The District Energy Corporation's new building, which will heat and cool the new arena, would be an ideal facility to tie into, Dingman said. Satellite locations could be set up elsewhere in the city.
Odors won't be a significant problem because the airtight chambers holding the organic waste will contain the smell. However, he said, there might be some bad smells emanating from the collection and storage area of the building, he said. Biofilters on top of the roof would help capture odors.
Milo Mumgaard, the mayor's senior policy aide for sustainability, said he has heard of Dingman's proposal and he is personally intrigued by it. Last fall, he toured dry fermentation plants and other renewable projects in Europe.
"It was striking how in Germany they use anaerobic digesters for heat and power everywhere," Mumgaard said. "This isn't rocket science. It's pretty old technology, but it's the kind of thing that has gotten a fresh look-see."
The city already collects methane gas at the landfill, he said, but Dingman's proposal would speed up the process of decomposition of organic waste on a larger scale and produce biogas for municipal use — an idea that has "great merit," he said.
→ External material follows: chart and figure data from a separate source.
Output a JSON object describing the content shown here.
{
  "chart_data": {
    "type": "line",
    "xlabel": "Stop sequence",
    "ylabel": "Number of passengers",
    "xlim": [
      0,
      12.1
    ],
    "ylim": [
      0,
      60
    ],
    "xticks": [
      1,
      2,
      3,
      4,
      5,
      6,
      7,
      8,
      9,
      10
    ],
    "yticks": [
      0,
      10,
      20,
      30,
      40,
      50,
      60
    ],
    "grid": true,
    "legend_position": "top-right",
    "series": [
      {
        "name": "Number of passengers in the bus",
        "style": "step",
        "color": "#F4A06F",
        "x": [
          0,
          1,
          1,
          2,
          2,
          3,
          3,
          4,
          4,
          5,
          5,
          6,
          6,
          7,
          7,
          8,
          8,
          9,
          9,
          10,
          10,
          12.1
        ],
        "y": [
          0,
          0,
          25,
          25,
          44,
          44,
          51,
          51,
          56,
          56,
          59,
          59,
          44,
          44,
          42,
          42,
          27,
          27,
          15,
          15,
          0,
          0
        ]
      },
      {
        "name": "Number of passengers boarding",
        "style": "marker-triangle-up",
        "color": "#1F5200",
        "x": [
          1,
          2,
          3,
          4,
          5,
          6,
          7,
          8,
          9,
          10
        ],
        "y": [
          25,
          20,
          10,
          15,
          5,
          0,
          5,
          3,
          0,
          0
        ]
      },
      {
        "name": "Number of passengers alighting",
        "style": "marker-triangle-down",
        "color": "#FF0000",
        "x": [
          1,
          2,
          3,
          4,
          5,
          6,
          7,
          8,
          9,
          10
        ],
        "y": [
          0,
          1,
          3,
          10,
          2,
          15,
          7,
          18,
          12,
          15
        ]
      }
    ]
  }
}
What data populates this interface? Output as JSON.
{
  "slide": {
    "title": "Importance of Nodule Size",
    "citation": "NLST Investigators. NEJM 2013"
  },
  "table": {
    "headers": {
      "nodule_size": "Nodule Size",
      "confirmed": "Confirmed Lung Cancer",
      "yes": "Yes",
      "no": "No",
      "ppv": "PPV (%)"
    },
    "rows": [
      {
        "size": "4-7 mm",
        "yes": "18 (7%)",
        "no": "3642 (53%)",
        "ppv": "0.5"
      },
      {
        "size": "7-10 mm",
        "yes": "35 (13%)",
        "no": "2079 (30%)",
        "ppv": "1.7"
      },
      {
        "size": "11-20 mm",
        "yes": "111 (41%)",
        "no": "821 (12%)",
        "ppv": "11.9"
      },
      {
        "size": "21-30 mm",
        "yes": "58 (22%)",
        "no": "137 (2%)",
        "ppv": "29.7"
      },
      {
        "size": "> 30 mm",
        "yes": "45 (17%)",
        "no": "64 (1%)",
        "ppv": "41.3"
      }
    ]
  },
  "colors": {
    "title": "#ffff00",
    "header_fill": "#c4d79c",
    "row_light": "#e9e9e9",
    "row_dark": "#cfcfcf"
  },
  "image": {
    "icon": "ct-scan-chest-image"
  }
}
Mumgaard noted that SMG, the management firm for the arena, is under contract to recycle 75 percent of the recyclables, and it is required to "engage" in buying and using materials that are highly recyclable and compostable.
Dealing with the food waste generated at the arena is the next step, he said. The city and LES are exploring using solar, wind and other forms of renewable projects in the West Haymarket as part of the mayor's "Cleaner, Greener Lincoln" initiative, which also includes recycling and waste management.
"All options are on the table for renewable energy projects," Mumgaard said. "The mayor's office is enthusiastic in trying to find and supporting renewable energy as a significant part of the power mix."
LES Chief Operating Officer Doug Bantam said a substantial waste collection and disposal project of this kind would require further investigation.